Atención informativa estelar al crimen de Fago –aquí, en cuanto una noticia despierta amplio interés, los medios de comunicación la explotan hasta el agotamiento– y regreso estelar de toda la batería de tópicos sobre «la España profunda».
Lo de «la España profunda» tiene algún sentido cuando se trata de historias del género de La tierra de Alvargonzález, de Antonio Machado, o de La casa de Bernarda Alba, de García Lorca, o –por citar una historia real y relativamente reciente– del crimen de Puerto Hurraco. Es decir, cuando se habla de la España más renegrida y rancia, atenazada por los dogmas de la Iglesia ultramontana y por los imperativos de supuestos valores, casi todos ellos heredados del Medievo (que si el honor, que si la honra, etc.), que son asumidos como una obligación fatal, aunque lleven a la perdición de quienes se someten a su dictado.
Lo sucedido en Fago no es de ese género. Es cierto que en los conflictos típicos de las tragedias de «la España profunda» suelen mezclarse litigios relacionados con herencias, lindes, afrentas, venganzas y demás, pero no todos los enfrentamientos por causas de ese tipo remiten a «la España profunda». Los hay perfectamente actuales; de muy reciente cuño.
Fago es un pequeñísimo pueblo, con un padrón municipal que no rebasa la treintena de personas, de las cuales sólo una veintena reside de continuo en la aldea. Tiene una población mucho menor que la de una escalera corriente de cualquier edificio de cualquier ciudad. En las pequeñas congregaciones como ésa, los roces y las reyertas son frecuentes, como sabe cualquiera que esté al tanto de los asuntos que suelen nutrir el orden del día de las reuniones de las comunidades de propietarios. Sucede que en las ciudades, o en los pueblos de tamaño mayor, hay dos factores que previenen el paso a mayores. El primero es la presencia de agentes coercitivos del Estado. O sea que, si alguien empieza a desmandarse, aparece la policía. El segundo, para mí aún más importante, es que la población de las ciudades no tiene un trato familiar con las armas de fuego. En las zonas agrarias, en cambio, sí.
Como saben los lectores habituales de estos apuntes, yo vivo buena parte del año en una casa aislada que tengo en un pueblo de la montaña alicantina (próxima a la costa, pero montaña). Aunque se está turistizando a marchas forzadas, mi pueblo aún conserva no sólo una cierta producción agrícola, sino también buena parte de su cultura de campo. Es muy corriente que quienes viven en casonas separadas del pequeño núcleo urbano tengan armas. En cierta ocasión, un vecino me preguntó: «Y tú, ¿no tienes una escopeta de caza?». «¿Y para qué la querría? Yo no cazo», le respondí. «¡Pues para protegerte de los ladrones, por ejemplo!», me dijo. «¡Peor me lo pones!», le contesté. «Si aparecen ladrones, que roben. Estoy asegurado. Yo no disparo contra una persona ni aunque me aspen». Se me quedó mirando con una sonrisita de conmiseración. Era evidente que estaba pensando: «¡Cómo son estos señoritos de ciudad!» Con independencia de que no se haya producido en el pueblo ningún incidente grave en los 15 años que llevo en él (que yo sepa), son bastantes los que tienen interiorizado el recurso a la violencia como algo que no hay por qué descartar.

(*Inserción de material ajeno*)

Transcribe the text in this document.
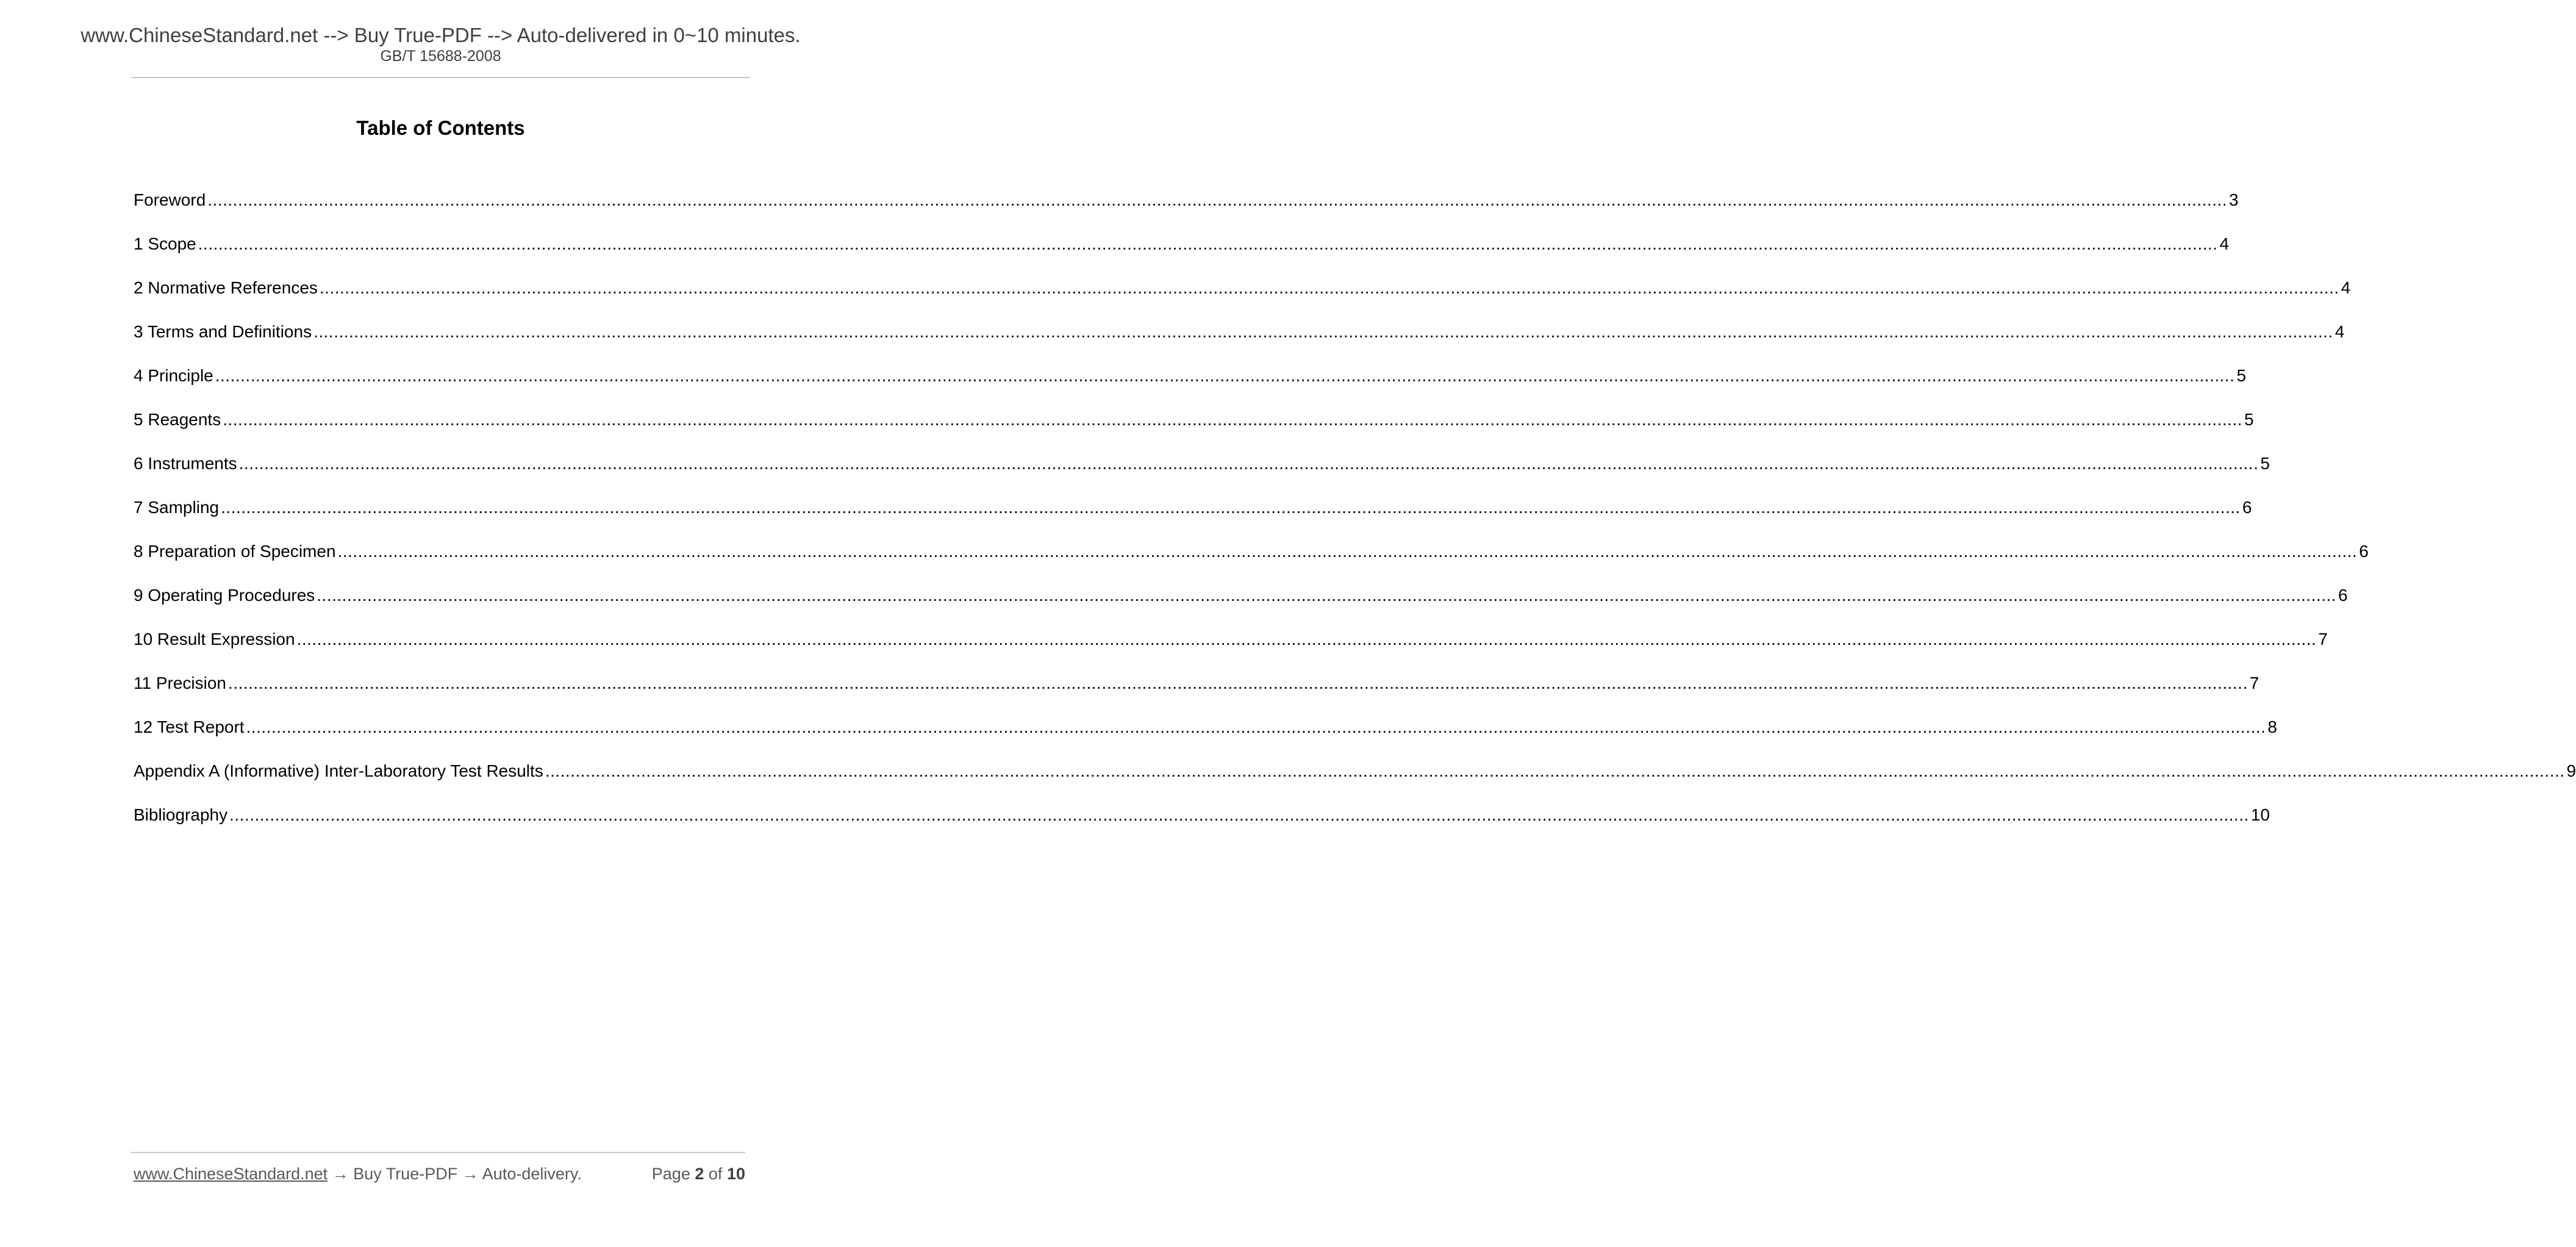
www.ChineseStandard.net --> Buy True-PDF --> Auto-delivered in 0~10 minutes.
GB/T 15688-2008
Table of Contents
Foreword ................................................................................................................................................................................................................................................................................................................................................................................................................ 3
1 Scope ................................................................................................................................................................................................................................................................................................................................................................................................................ 4
2 Normative References ................................................................................................................................................................................................................................................................................................................................................................................................................ 4
3 Terms and Definitions ................................................................................................................................................................................................................................................................................................................................................................................................................ 4
4 Principle ................................................................................................................................................................................................................................................................................................................................................................................................................ 5
5 Reagents ................................................................................................................................................................................................................................................................................................................................................................................................................ 5
6 Instruments ................................................................................................................................................................................................................................................................................................................................................................................................................ 5
7 Sampling ................................................................................................................................................................................................................................................................................................................................................................................................................ 6
8 Preparation of Specimen ................................................................................................................................................................................................................................................................................................................................................................................................................ 6
9 Operating Procedures ................................................................................................................................................................................................................................................................................................................................................................................................................ 6
10 Result Expression ................................................................................................................................................................................................................................................................................................................................................................................................................ 7
11 Precision ................................................................................................................................................................................................................................................................................................................................................................................................................ 7
12 Test Report ................................................................................................................................................................................................................................................................................................................................................................................................................ 8
Appendix A (Informative) Inter-Laboratory Test Results ................................................................................................................................................................................................................................................................................................................................................................................................................ 9
Bibliography ................................................................................................................................................................................................................................................................................................................................................................................................................ 10
www.ChineseStandard.net → Buy True-PDF → Auto-delivery.	Page 2 of 10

Es llamativa la gran cantidad de pendencias que se resuelven a tiros en los Estados Unidos de América. Nada que ver con Europa. La explicación de esa realidad hay que buscarla en la mezcla de dos factores. Uno, objetivo y clave: una parte importante de la población está armada. Otro, subjetivo: también es elevado el porcentaje de personas que cuentan con una educación tosca, en la que la violencia merece una valoración ambigua, en el mejor de los casos.
Santiago Mainar, el presunto asesino del alcalde de Fago, era propietario, aparte de la escopeta de postas con la que se dice que dice que cometió el crimen, y que aún no ha aparecido, de otra escopeta y de una carabina. Estoy seguro de que el resto de los vecinos de Fago tampoco está desarmado. He vivido en comunidades de vecinos que, de contar con arsenales como ésos, no quiero ni imaginarme cómo podrían haber acabado.